Mi sovviene di Cosima
In questi giorni mi è venuta alla mente Il segreto di Cosima, una
favola scritta da mia madre, Celeste
Chiappani Loda, tratta dalla sua opera Dall'altra parte (favole e fiabe forse solo
per adulti) (Torino, 2003). Questa favola è incentrata sulla danza e mi
è molto cara per tre ragioni.
La prima ragione è il fatto che la favola in questione è
nata ‑ assieme a tutti gli scritti contenuti nel volume citato ‑ dalla
collaborazione di mia madre e di mio marito, Alexandre Rodichevski.
Quest'ultimo ha fornito gli spunti, cioè, come viene spiegato nell'introduzione
del volume, "idee-lampo, scaturite dalla fantasia in modo estemporaneo e
rappresentanti [il] nucleo", mentre mia madre ha elaborato tale nucleo
attraverso un "lavoro che indulge al dettaglio e che si avvale di una
fantasia adeguata, la quale non prevarica mai un'attenzione scrupolosa alla
realtà."
La seconda ragione è l'argomento: la danza accademica.
La terza ragione è costituita dei ricordi legati
all'educazione culturale ricevuta dai miei genitori. Mia madre si occupò
soprattutto della parte artistica e umanistica, mentre mio padre di quella
scientifica. Quindi era principalmente mia madre a portarmi a mostre,
spettacoli, conferenze ad argomento artistico, letterario, musicale,
tersicoreo, mentre con mio padre privilegiavamo viaggi naturalistici ed
incontri ad argomento scientifico.
In particolare Il
segreto di Cosima ha mosso in me il ricordo di quando – bambina – i miei
genitori mi portavano al Teatro alla Scala per farmi seguire alcuni tra gli
spettacoli in cartellone.
Amavo il Teatro alla Scala, per me tempio insostituibile.

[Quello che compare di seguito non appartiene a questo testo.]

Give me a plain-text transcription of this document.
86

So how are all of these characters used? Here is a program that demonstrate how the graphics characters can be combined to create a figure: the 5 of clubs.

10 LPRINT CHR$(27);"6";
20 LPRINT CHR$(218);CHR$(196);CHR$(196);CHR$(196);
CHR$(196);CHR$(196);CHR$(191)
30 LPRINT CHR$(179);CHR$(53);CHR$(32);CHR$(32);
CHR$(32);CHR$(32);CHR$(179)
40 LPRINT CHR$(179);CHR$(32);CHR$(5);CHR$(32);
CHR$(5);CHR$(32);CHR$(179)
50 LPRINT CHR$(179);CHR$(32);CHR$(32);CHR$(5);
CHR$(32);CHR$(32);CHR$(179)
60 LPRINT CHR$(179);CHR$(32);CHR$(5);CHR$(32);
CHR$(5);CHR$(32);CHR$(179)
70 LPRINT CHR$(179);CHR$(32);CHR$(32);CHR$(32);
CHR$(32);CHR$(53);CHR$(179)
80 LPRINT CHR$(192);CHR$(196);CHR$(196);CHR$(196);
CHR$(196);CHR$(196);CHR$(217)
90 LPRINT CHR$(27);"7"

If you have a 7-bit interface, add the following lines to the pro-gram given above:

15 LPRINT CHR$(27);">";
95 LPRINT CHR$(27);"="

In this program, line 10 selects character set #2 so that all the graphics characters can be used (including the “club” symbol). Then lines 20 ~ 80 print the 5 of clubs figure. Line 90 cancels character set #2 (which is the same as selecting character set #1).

Ogni volta che vi andavamo, non potevo evitare una visita al suo museo. Per me,
inoltre, rappresentava un rito, durante l’intervallo, lasciare la platea dove
eravamo seduti, salire le scale che mi conducevano alle gallerie e aspettare
che qualche porta si aprisse, lasciandomi intravedere da un’altra prospettiva
l’interno di quei palchi che avevo osservato dalla platea. Tra i miei ricordi
ci sono i velluti rossi e le maschere all'entrata, i profumi, il cicaleccio del
pubblico prima che cominciasse lo spettacolo. Soprattutto c’è il momento in cui
l’orchestra accordava gli strumenti. Allora non sapevo che l’accordatura
seguiva regole precise: pensavo che gli orchestrali provassero
coscienziosamente un’ultima volta i pezzi più difficili, prima che il direttore
d’orchestra salisse sul podio. Rappresentava uno stordimento benefico, per me,
il momento dell’accordatura: ultima piccola follia del coacervo di suoni che
precede lo spettacolo. L’acme del prespettacolo. Poi silenzio e immobilità. Il
direttore d’orchestra che entra nel golfo mistico, si accomoda sul podio e
comprende in uno sguardo circolare i professori. La musica che comincia. Il
sipario che si apre.
Questi ricordi affiorano vividamente ogni volta che rileggo Il segreto di Cosima. Ho invidiato –
figurando me stessa ancora bambina – Cosima, per la possibilità che aveva di
conoscere ogni angolo del teatro di cui suo padre era custode. Ho vissuto con
lei l’emozione fortissima che la prendeva nell’entrare, non vista, nell’ufficio
del direttore per venerare, una volta ancora, il primo tutù e le prime
scarpette dell'étoile Irella Dian. E
ho pensato a quale volto dare alla Dian: quale, cioè, tra i volti delle più
grandi ballerine realmente vissute. Ma non ho portato avanti il gioco, sapendo
che mia madre non si è riferita a nessuna étoile
in particolare.
Non voglio addentrarmi a raccontare le mie reazioni nei
confronti di quanto accade a Cosima, perché seguirei la trama della favola,
svelando al lettore tutto quanto, sino alla parola fine inclusa. La tentazione,
certo, è grande, ma mi ritiro in buon ordine e cedo il passo all'opera.